Guy Quenneville
Northern News Services
Published Wednesday, June 4, 2008
YELLOWKNIFE - A transportation and moving company that got its start in Norman Wells is celebrating 20 years of operations in Yellowknife this month.
Matco Transportation Systems will hold its annual spring barbecue tomorrow at its Kam Lake warehouse to celebrate the 20th anniversary of the company's January 1988 entry into the already-bustling Yellowknife transportation field.
President Ray Anderson, pictured here at Matco's 2006 barbecue in Yellowknife, will be on hand to congratulate staff members in Yellowknife Thursday on the company's 20 years in Yellowknife. - photo courtesy of Jenine Cerny |
"We looked at it as a bigger community," said president Ray Anderson, who is from Prince Albert, Sask., of the move to Yellowknife. "It was little bit overwhelming at the time. When we got here, there were quite a few competitors.
"For one thing, it was very difficult to get property and so we rented for a couple of years and then we built our own warehouse in 1990."
Matco is contracted by many Yellowknife businesses and the territorial government to move employees' belongings North or send them back south.
"If (organizations) are attracting new staff, it's kind of a challenge to get people to move there themselves," said Anderson. "Normally businesses want their new staff on site right away. So we make arrangements to round up their goods and take them up here."
The company, which has a total of 20 Yellowknife employees, also has a 10,000 square-foot storage facility in Kam Lake, where Yellowknifers who have to vacate the city for a month or a couple of years can store their goods.
Seventy per cent of Matco's business comes from moving people in and out of the city, said Anderson.
Six months ago, Matco instituted scheduled, next-day resupply of merchandise to restaurants such as Le Frolic as well as bars and hardware stores.
"If we pick it up in Edmonton on Monday, it will be in Yellowknife the next day," said Anderson.
Anderson said it was always the company's plan to expand to Yellowknife.
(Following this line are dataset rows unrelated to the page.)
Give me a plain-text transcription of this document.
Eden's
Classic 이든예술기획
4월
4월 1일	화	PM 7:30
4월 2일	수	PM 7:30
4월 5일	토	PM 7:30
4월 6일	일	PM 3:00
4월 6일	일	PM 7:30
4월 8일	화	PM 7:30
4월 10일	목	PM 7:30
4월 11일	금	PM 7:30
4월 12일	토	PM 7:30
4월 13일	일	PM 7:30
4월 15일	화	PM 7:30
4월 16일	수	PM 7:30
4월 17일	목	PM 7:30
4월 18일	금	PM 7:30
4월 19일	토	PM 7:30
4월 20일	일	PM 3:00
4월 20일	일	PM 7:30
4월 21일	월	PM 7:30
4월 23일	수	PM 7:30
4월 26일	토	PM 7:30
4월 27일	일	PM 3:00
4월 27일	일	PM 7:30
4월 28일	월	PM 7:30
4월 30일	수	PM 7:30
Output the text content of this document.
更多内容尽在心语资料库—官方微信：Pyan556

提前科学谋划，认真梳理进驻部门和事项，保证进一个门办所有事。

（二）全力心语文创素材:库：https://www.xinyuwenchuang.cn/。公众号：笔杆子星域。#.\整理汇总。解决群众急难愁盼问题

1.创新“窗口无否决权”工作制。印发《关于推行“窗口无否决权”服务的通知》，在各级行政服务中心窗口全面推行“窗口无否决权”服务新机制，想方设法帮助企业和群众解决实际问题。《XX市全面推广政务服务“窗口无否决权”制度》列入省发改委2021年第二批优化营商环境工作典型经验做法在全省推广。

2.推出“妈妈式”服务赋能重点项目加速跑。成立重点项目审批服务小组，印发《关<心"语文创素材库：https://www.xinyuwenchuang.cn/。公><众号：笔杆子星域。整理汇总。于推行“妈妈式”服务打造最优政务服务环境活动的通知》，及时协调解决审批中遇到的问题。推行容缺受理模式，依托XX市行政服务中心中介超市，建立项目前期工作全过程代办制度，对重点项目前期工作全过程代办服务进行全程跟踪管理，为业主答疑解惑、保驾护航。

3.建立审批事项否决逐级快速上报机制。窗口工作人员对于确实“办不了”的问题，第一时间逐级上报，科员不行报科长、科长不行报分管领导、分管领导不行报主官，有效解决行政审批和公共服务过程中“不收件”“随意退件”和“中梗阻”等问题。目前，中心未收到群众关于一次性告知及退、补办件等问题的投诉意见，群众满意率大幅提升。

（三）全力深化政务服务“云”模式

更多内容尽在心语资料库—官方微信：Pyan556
He made a trip to the city in December 1987, and one month later, Matco was up and running.
Ken Smith, business development co-ordinator with De Beers Canada, which contracts Matco to move furniture at its Yellowknife headquarters and at the office at Snap Lake, said Matco is a staple of the community.
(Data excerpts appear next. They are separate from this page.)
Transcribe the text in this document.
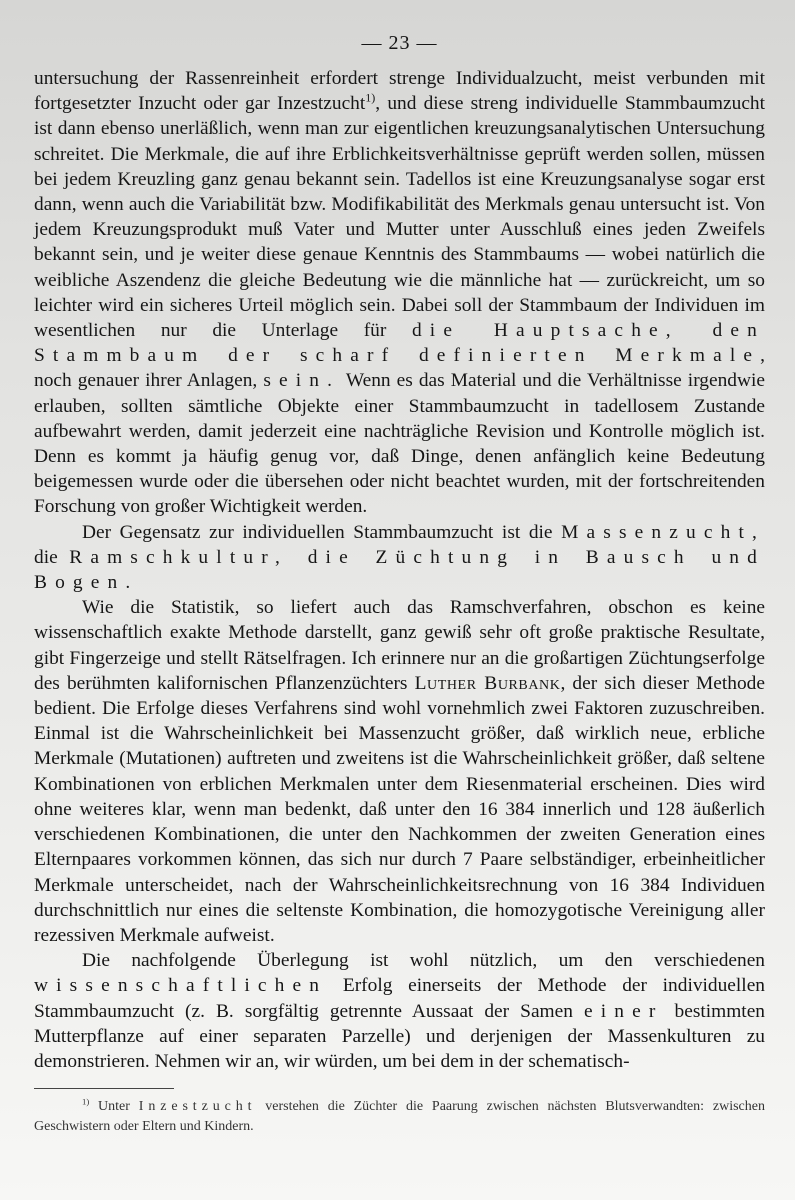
— 23 —

untersuchung der Rassenreinheit erfordert strenge Individualzucht, meist verbunden mit fortgesetzter Inzucht oder gar Inzestzucht$^{1)}$, und diese streng individuelle Stammbaumzucht ist dann ebenso unerläßlich, wenn man zur eigentlichen kreuzungsanalytischen Untersuchung schreitet. Die Merkmale, die auf ihre Erblichkeitsverhältnisse geprüft werden sollen, müssen bei jedem Kreuzling ganz genau bekannt sein. Tadellos ist eine Kreuzungsanalyse sogar erst dann, wenn auch die Variabilität bzw. Modifikabilität des Merkmals genau untersucht ist. Von jedem Kreuzungsprodukt muß Vater und Mutter unter Ausschluß eines jeden Zweifels bekannt sein, und je weiter diese genaue Kenntnis des Stammbaums — wobei natürlich die weibliche Aszendenz die gleiche Bedeutung wie die männliche hat — zurückreicht, um so leichter wird ein sicheres Urteil möglich sein. Dabei soll der Stammbaum der Individuen im wesentlichen nur die Unterlage für die Hauptsache, den Stammbaum der scharf definierten Merkmale, noch genauer ihrer Anlagen, sein. Wenn es das Material und die Verhältnisse irgendwie erlauben, sollten sämtliche Objekte einer Stammbaumzucht in tadellosem Zustande aufbewahrt werden, damit jederzeit eine nachträgliche Revision und Kontrolle möglich ist. Denn es kommt ja häufig genug vor, daß Dinge, denen anfänglich keine Bedeutung beigemessen wurde oder die übersehen oder nicht beachtet wurden, mit der fortschreitenden Forschung von großer Wichtigkeit werden.

Der Gegensatz zur individuellen Stammbaumzucht ist die Massenzucht, die Ramschkultur, die Züchtung in Bausch und Bogen.

Wie die Statistik, so liefert auch das Ramschverfahren, obschon es keine wissenschaftlich exakte Methode darstellt, ganz gewiß sehr oft große praktische Resultate, gibt Fingerzeige und stellt Rätselfragen. Ich erinnere nur an die großartigen Züchtungserfolge des berühmten kalifornischen Pflanzenzüchters Luther Burbank, der sich dieser Methode bedient. Die Erfolge dieses Verfahrens sind wohl vornehmlich zwei Faktoren zuzuschreiben. Einmal ist die Wahrscheinlichkeit bei Massenzucht größer, daß wirklich neue, erbliche Merkmale (Mutationen) auftreten und zweitens ist die Wahrscheinlichkeit größer, daß seltene Kombinationen von erblichen Merkmalen unter dem Riesenmaterial erscheinen. Dies wird ohne weiteres klar, wenn man bedenkt, daß unter den 16 384 innerlich und 128 äußerlich verschiedenen Kombinationen, die unter den Nachkommen der zweiten Generation eines Elternpaares vorkommen können, das sich nur durch 7 Paare selbständiger, erbeinheitlicher Merkmale unterscheidet, nach der Wahrscheinlichkeitsrechnung von 16 384 Individuen durchschnittlich nur eines die seltenste Kombination, die homozygotische Vereinigung aller rezessiven Merkmale aufweist.

Die nachfolgende Überlegung ist wohl nützlich, um den verschiedenen wissenschaftlichen Erfolg einerseits der Methode der individuellen Stammbaumzucht (z. B. sorgfältig getrennte Aussaat der Samen einer bestimmten Mutterpflanze auf einer separaten Parzelle) und derjenigen der Massenkulturen zu demonstrieren. Nehmen wir an, wir würden, um bei dem in der schematisch-

$^{1)}$ Unter Inzestzucht verstehen die Züchter die Paarung zwischen nächsten Blutsverwandten: zwischen Geschwistern oder Eltern und Kindern.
"They're everywhere in town," said Smith. "The North is transient, so they've probably moved everybody at some point or another."
Including Smith himself, who moved to Yellowknife from Inuvik four years ago.
"I'm one of the few people who can say they moved south to Yellowknife, and Matco did it for me," he said.
"It was about -40 C. I can't remember the actual number of pounds, but it was quite a bit, because I have a family of five. They even hauled my Ford Super Duty Truck down for me."